OK, Jakob gets 2 points :) changing the property to public solved the problem. the Unity container resolved the dependency and all is well.
0

I'm not sure if this is related, but usually, I avoid having namespaces and classes with the same name (in your case, Logger.Logger), for I had problems with this in the past. But that may be not the problem.

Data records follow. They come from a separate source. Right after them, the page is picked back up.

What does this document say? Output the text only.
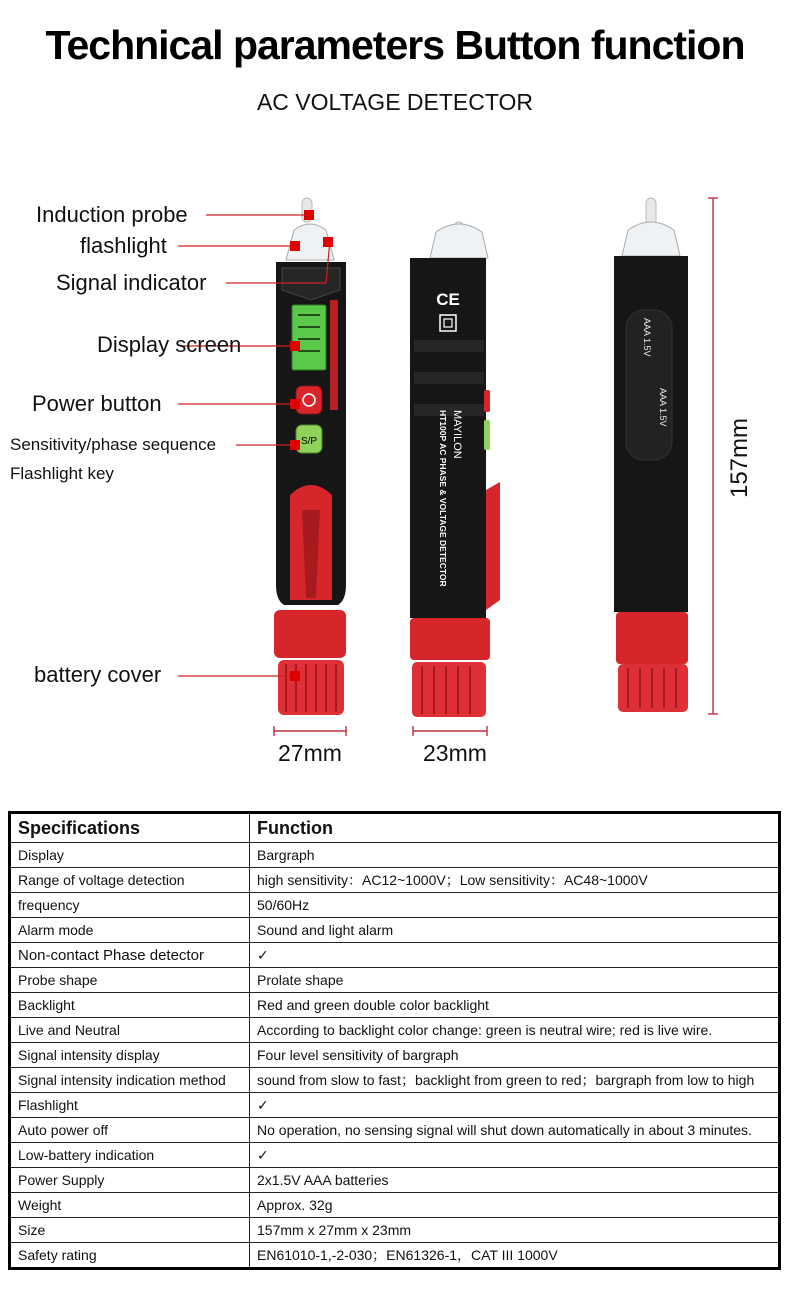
Technical parameters Button function
AC VOLTAGE DETECTOR
S/P
CE
MAYILON
HT100P AC PHASE & VOLTAGE DETECTOR
AAA 1.5V
AAA 1.5V
Induction probe
flashlight
Signal indicator
Display screen
Power button
Sensitivity/phase sequence
Flashlight key
battery cover
27mm	23mm
157mm
Specifications	Function
Display	Bargraph
Range of voltage detection	high sensitivity：AC12~1000V；Low sensitivity：AC48~1000V
frequency	50/60Hz
Alarm mode	Sound and light alarm
Non-contact Phase detector	✓
Probe shape	Prolate shape
Backlight	Red and green double color backlight
Live and Neutral	According to backlight color change: green is neutral wire; red is live wire.
Signal intensity display	Four level sensitivity of bargraph
Signal intensity indication method	sound from slow to fast；backlight from green to red；bargraph from low to high
Flashlight	✓
Auto power off	No operation, no sensing signal will shut down automatically in about 3 minutes.
Low-battery indication	✓
Power Supply	2x1.5V AAA batteries
Weight	Approx. 32g
Size	157mm x 27mm x 23mm
Safety rating	EN61010-1,-2-030；EN61326-1，CAT III 1000V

I'm also not sure if the [Dependency] attribute works for derived types. If you change it for constructor injection, does this still not work? Something like:

public class ApplicationController : Controller
{
    protected ILogger _logger { get; set; }


    public ApplicationController(ILogger logger)
    {
         this._logger = logger;

    }
}

and

public class HomeController : ApplicationController
{
    public HomeController(ILogger logger) : base(logger)
    {

    }
    public ActionResult Index()
    {
        _logger.Log("Home controller constructor started.");
        ViewData["Message"] = "Welcome to ASP.NET MVC!";

        return View();
    }

    public ActionResult About()
    {
        return View();
    }
}

and the rest just the same. The code looks ok.

Comments

0

I'm fairly unexperienced with unity as well, but I think you need to register your HomeController with the contsaner, not the logger.

1 Comment

It is correct to register the logger because you want to inject your dependency (an ILogger implementation).
0

I had the same issue, and fixed it by changing the ILogger to public. This is with an ASP.NET MVC2 project in VS2010, .NET 4. It makes sense, logically, since Unity isn't creating a proxy class or anything, it's just setting properties that it has access to, and has a mapping for - hence public only.